The crowd parted in front of Elena as she moved towards the platform. “It’s true,” she replied. “We are guilty. Guilty of allowing Erengrad to run to ruin. Guilty of allowing scum like you to gain a foothold. Both our families are guilty of devoting themselves to a petty family feud, whilst the city fell apart around them. But I am here today to put an end to that feud. To reunite our city.” She paused. “The blood, Vladimir Rosporov, is on your hands alone.”
A murmur spread through the crowd as they listened to Elena’s words. Reason began to prevail over the madness.
Petr Kuragin looked upon Elena’s face for the first time as she reached the front of the crowd. As their eyes met, Elena nodded towards him just once.
Stefan fingered the knife in his pocket. There would be little chance of aiming a clean throw at the count before he could move against Kuragin.
Rosporov turned to address Elena. “The people have no love of you, Elena Yevshenko,” he called out. “What do you have to offer Erengrad except for your excuses?”
Elena slipped the chain carrying the silver icon from around her neck and held it aloft. “I have this,” she said. A gasp went up in parts of the crowd as the Star of Erengrad was recognised. “With it I pledge my life towards healing the wounds that have scarred our city.”
“Empty words,” Rosporov scoffed. “On its own the icon is useless.”
“But it’s not on its own,” Stefan said, now raising the second piece above his head for all to see. “We have two parts of the Star, and soon we will have the third.”
Rosporov gazed out across the sea of faces, seeking out Stefan. Stefan met his gaze. “Surrender yourself to our mercy, Rosporov,” he called out. “Erengrad will never yield to you now.”

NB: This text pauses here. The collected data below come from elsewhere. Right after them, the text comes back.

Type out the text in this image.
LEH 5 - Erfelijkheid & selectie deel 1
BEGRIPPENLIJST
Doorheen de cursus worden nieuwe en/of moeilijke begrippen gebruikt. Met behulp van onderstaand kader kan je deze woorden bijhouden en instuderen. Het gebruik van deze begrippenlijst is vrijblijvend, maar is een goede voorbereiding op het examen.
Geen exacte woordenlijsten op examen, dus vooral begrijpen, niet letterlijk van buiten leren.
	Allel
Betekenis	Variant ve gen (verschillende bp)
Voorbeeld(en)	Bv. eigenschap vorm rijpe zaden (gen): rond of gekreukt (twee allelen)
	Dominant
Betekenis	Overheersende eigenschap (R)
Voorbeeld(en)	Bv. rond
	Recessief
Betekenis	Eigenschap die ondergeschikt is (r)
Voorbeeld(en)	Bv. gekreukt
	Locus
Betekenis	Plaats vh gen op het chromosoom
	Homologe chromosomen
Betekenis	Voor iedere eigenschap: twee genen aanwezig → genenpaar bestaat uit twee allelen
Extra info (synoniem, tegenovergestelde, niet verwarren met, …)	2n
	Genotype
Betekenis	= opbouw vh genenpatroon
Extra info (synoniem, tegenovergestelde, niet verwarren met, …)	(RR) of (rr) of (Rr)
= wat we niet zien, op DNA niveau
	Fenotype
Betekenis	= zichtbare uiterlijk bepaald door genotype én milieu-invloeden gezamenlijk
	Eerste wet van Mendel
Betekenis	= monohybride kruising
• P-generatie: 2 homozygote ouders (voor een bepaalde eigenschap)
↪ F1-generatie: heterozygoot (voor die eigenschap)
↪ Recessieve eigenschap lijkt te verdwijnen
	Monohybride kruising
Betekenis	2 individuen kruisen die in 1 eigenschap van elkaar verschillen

For a moment all was silent. Smoke curled from the brazier of burning coals, an emblem of the fire-ravaged city. Vladimir Rosporov took a step back, and took stock of the world taking shape around him. The tide of feeling turning against him in the crowd. The black-sashed soldiers of his Scarandar, there to die at his command. The beaten but still unbowed face of Petr Kuragin that stared at him with unremitting defiance. And Elena Yevschenko and her champion in the heart of Katarina Square. The would-be conquerors of Erengrad.
His own journey of conquest had all but run its course. Soon he must wake from his dream. But, in this last moment, he still held the dreams of thousands within his hands. All eyes in Katarina Square were fixed upon Count Vladimir Rosporov. He reached to his neck and lifted the third segment of the Star of Erengrad high into the air.
“This is what you have travelled so far to claim?” Rosporov turned the piece in the sunlight. He walked towards the brazier, then turned to face the crowds. “This? It’s just a worthless fragment.” He smiled, and let the icon fall into the flames. With his other hand, he pulled an iron from the fire and lifted the circlet of steel, already glowing red-hot, into the air.
“Now,” he said. “It’s time for our coronation.”
The ache in his arm where the bracelet pressed tight against his flesh had not lessened. Indeed, a pulsing pain now ran through Alexei Zucharov’s body, rising through his arm to end in a steady hammer beat inside his head. And yet his entire being seemed to have been energised, filled with an all-empowering life, the like of which he had never experienced before. This was life, pure and undiluted. Everything else, he now realised, had been mere facsimile.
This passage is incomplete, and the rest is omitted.